Объяснение это было довольно правдоподобное, и не оставалось сомнения, что именно так происходило дело. Накануне ночью проводник, должно быть, приготовил западню и посеял гнев в легковерных умах негров, легко поддающихся возбуждению и обману.
О чем Робер умалчивал, так это об участии, которое Джек наверняка принимал в заговоре, и совершенно с другой целью, чем грабеж. По зрелом размышлении он решил не высказывать своих подозрений. Для такого обвинения нужны были доказательства, а у Робера их не было. Имелись только подозрения. При таких условиях лучше было помалкивать об этом приключении.
Впрочем, будь Робер более осведомлен, он, пожалуй, действовал бы точно так же. И тогда он предпочел бы оставить безнаказанным совершенное на него нападение и не прибегать к мщению, которое отразилось бы столько же на миссис Линдсей, как и на истинном виновнике.
Пока оба француза исчерпывали этот интересный вопрос, Сондерс не отставал от Блокхеда.
– Поздравляю вас, сударь! – сказал он через несколько минут после того, как пустились в дорогу.
Блокхед хранил молчание.
– Ну и прыжок совершили вы! – вскрикнул Сондерс, мягко подтрунивая.
Блокхед по-прежнему молчал. Сондерс приблизился, обнаруживая живой интерес.
– Ну, дорогой, как чувствуете вы себя теперь?
– Очень плохо, – вздохнул Блокхед.
– Да, да, – согласился тот. – Ваша голова…
– Не голова!
– Что же?
– С другой стороны! – простонал Блокхед, лежа животом на лошади.

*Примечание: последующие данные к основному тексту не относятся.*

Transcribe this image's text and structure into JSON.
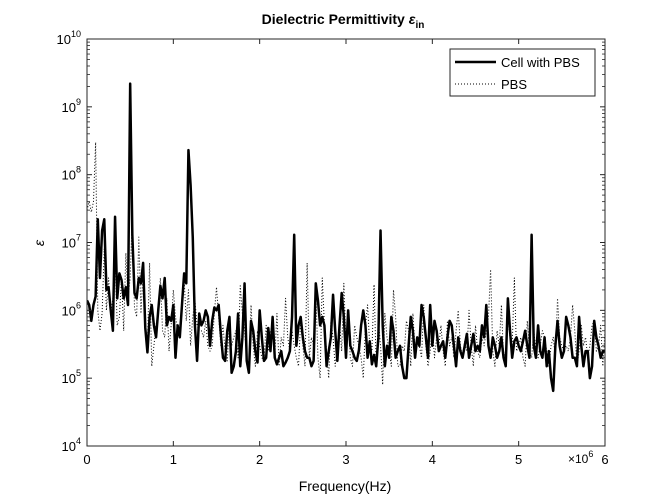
{
  "chart_data": {
    "type": "line",
    "title": "Dielectric Permittivity ",
    "title_symbol": "ε",
    "title_sub": "in",
    "xlabel": "Frequency(Hz)",
    "ylabel": "ε",
    "x_multiplier": "×10",
    "x_multiplier_exp": "6",
    "xlim": [
      0,
      6000000
    ],
    "ylim": [
      10000,
      10000000000
    ],
    "yscale": "log",
    "grid": false,
    "legend_position": "top-right",
    "x_ticks": [
      0,
      1,
      2,
      3,
      4,
      5,
      6
    ],
    "x_tick_labels": [
      "0",
      "1",
      "2",
      "3",
      "4",
      "5",
      "6"
    ],
    "y_ticks": [
      4,
      5,
      6,
      7,
      8,
      9,
      10
    ],
    "y_tick_labels": [
      "10",
      "10",
      "10",
      "10",
      "10",
      "10",
      "10"
    ],
    "y_tick_exps": [
      "4",
      "5",
      "6",
      "7",
      "8",
      "9",
      "10"
    ],
    "series": [
      {
        "name": "Cell with PBS",
        "style": "solid",
        "color": "#000000",
        "x_step": 25000,
        "y": [
          1400000,
          1200000,
          700000,
          1200000,
          1600000,
          22000000,
          3000000,
          15000000,
          22000000,
          2000000,
          2200000,
          1000000,
          500000,
          24000000,
          1500000,
          3500000,
          2800000,
          1500000,
          2200000,
          1200000,
          2200000000,
          13000000,
          1800000,
          1500000,
          3000000,
          2500000,
          5000000,
          550000,
          240000,
          800000,
          1200000,
          600000,
          400000,
          1000000,
          2300000,
          1500000,
          3000000,
          600000,
          800000,
          700000,
          1200000,
          200000,
          600000,
          400000,
          1200000,
          3500000,
          2500000,
          230000000,
          70000000,
          12000000,
          600000,
          180000,
          900000,
          600000,
          700000,
          1000000,
          800000,
          300000,
          700000,
          1100000,
          1000000,
          1200000,
          450000,
          200000,
          180000,
          500000,
          800000,
          120000,
          150000,
          250000,
          900000,
          150000,
          400000,
          2500000,
          180000,
          120000,
          700000,
          500000,
          250000,
          170000,
          1000000,
          400000,
          180000,
          200000,
          550000,
          250000,
          800000,
          200000,
          160000,
          200000,
          250000,
          150000,
          170000,
          200000,
          250000,
          800000,
          13000000,
          300000,
          600000,
          800000,
          400000,
          250000,
          200000,
          200000,
          150000,
          180000,
          2500000,
          1400000,
          600000,
          800000,
          600000,
          150000,
          250000,
          400000,
          1700000,
          500000,
          180000,
          600000,
          1800000,
          800000,
          200000,
          1000000,
          300000,
          250000,
          200000,
          180000,
          260000,
          600000,
          1000000,
          600000,
          200000,
          350000,
          160000,
          220000,
          150000,
          400000,
          15000000,
          600000,
          150000,
          300000,
          200000,
          800000,
          500000,
          200000,
          250000,
          300000,
          150000,
          100000,
          100000,
          300000,
          800000,
          500000,
          200000,
          400000,
          300000,
          1200000,
          800000,
          400000,
          200000,
          1200000,
          300000,
          700000,
          500000,
          250000,
          300000,
          350000,
          200000,
          400000,
          700000,
          600000,
          300000,
          150000,
          400000,
          250000,
          200000,
          300000,
          450000,
          200000,
          300000,
          450000,
          250000,
          300000,
          250000,
          600000,
          400000,
          1200000,
          300000,
          200000,
          400000,
          300000,
          200000,
          250000,
          400000,
          200000,
          150000,
          1500000,
          500000,
          200000,
          350000,
          400000,
          300000,
          250000,
          350000,
          500000,
          300000,
          200000,
          13000000,
          300000,
          200000,
          600000,
          250000,
          200000,
          400000,
          150000,
          250000,
          100000,
          65000,
          300000,
          700000,
          300000,
          200000,
          250000,
          800000,
          600000,
          400000,
          200000,
          200000,
          150000,
          800000,
          300000,
          150000,
          250000,
          250000,
          100000,
          150000,
          700000,
          400000,
          300000,
          200000,
          250000,
          250000,
          200000,
          800000,
          75000,
          200000,
          300000,
          400000,
          200000,
          100000,
          400000,
          450000,
          500000,
          4000000,
          80000,
          200000,
          300000,
          500000,
          200000,
          250000,
          1200000,
          600000,
          250000,
          150000,
          120000
        ]
      },
      {
        "name": "PBS",
        "style": "dotted",
        "color": "#000000",
        "x_step": 25000,
        "y": [
          30000000,
          40000000,
          28000000,
          40000000,
          300000000,
          1000000,
          500000,
          900000,
          8000000,
          1000000,
          3000000,
          900000,
          1500000,
          6000000,
          600000,
          800000,
          3000000,
          500000,
          7000000,
          1500000,
          3000000,
          25000000,
          1100000,
          800000,
          12000000,
          900000,
          4000000,
          500000,
          300000,
          5000000,
          150000,
          300000,
          600000,
          900000,
          3000000,
          500000,
          400000,
          1500000,
          250000,
          600000,
          2000000,
          800000,
          500000,
          600000,
          1200000,
          2800000,
          700000,
          2000000,
          300000,
          800000,
          1400000,
          600000,
          500000,
          500000,
          400000,
          700000,
          300000,
          250000,
          300000,
          900000,
          2200000,
          800000,
          300000,
          600000,
          250000,
          180000,
          700000,
          300000,
          400000,
          500000,
          200000,
          2300000,
          900000,
          500000,
          200000,
          150000,
          1200000,
          300000,
          150000,
          500000,
          300000,
          200000,
          180000,
          600000,
          250000,
          500000,
          600000,
          200000,
          900000,
          150000,
          400000,
          300000,
          1500000,
          400000,
          250000,
          500000,
          300000,
          200000,
          150000,
          700000,
          300000,
          150000,
          5000000,
          200000,
          400000,
          300000,
          2000000,
          200000,
          100000,
          3000000,
          600000,
          250000,
          100000,
          700000,
          400000,
          150000,
          300000,
          700000,
          250000,
          2500000,
          300000,
          800000,
          200000,
          150000,
          600000,
          400000,
          300000,
          200000,
          100000,
          600000,
          1200000,
          300000,
          250000,
          2400000,
          150000,
          700000,
          300000,
          80000,
          900000,
          400000,
          250000,
          150000,
          2000000,
          800000,
          150000,
          150000,
          300000,
          250000,
          700000,
          500000,
          150000,
          900000,
          250000,
          400000,
          300000,
          200000,
          1200000,
          300000,
          150000,
          250000,
          600000,
          200000,
          400000,
          300000,
          600000,
          250000,
          150000,
          700000,
          300000,
          400000,
          200000,
          500000,
          1000000,
          300000,
          200000,
          350000,
          250000,
          1000000,
          300000,
          150000,
          600000,
          250000,
          200000,
          400000,
          300000,
          500000,
          800000,
          4000000,
          250000,
          150000,
          500000,
          300000,
          1200000,
          200000,
          250000,
          800000,
          400000,
          300000,
          3000000,
          250000,
          300000,
          400000,
          200000,
          150000,
          700000,
          250000,
          200000,
          500000,
          250000,
          200000,
          300000,
          500000,
          400000,
          250000,
          150000,
          300000,
          400000,
          200000,
          1500000,
          400000,
          300000,
          250000,
          300000,
          250000,
          400000,
          1200000,
          500000,
          150000,
          250000,
          600000,
          300000,
          400000,
          200000,
          300000,
          600000,
          700000,
          250000,
          300000,
          600000,
          150000,
          500000,
          300000,
          3000000,
          700000,
          400000,
          250000,
          800000,
          4000000,
          300000,
          250000,
          4000000,
          200000,
          150000,
          900000,
          600000,
          400000,
          300000,
          200000,
          250000,
          5000000
        ]
      }
    ]
  }
}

– С другой стороны? – повторил Сондерс. – А, ладно! – воскликнул он, поняв. – Это все равно!..
– Да нет же! – проворчал Блокхед.
– Ей-Богу! – возразил Сондерс. – Разве тут, во всяком случае, не вина агентства Томпсона? Если бы нас было сто человек вместо пятнадцати, то подверглись бы мы нападению и болела ли бы у вас голова? Если бы, вместо того чтобы быть верхом, мы имели носильщиков, обещанных его бесстыдной программой, то разве чувствовали бы вы боль… в другом месте? Я понимаю, что вы возмущены, взбешены!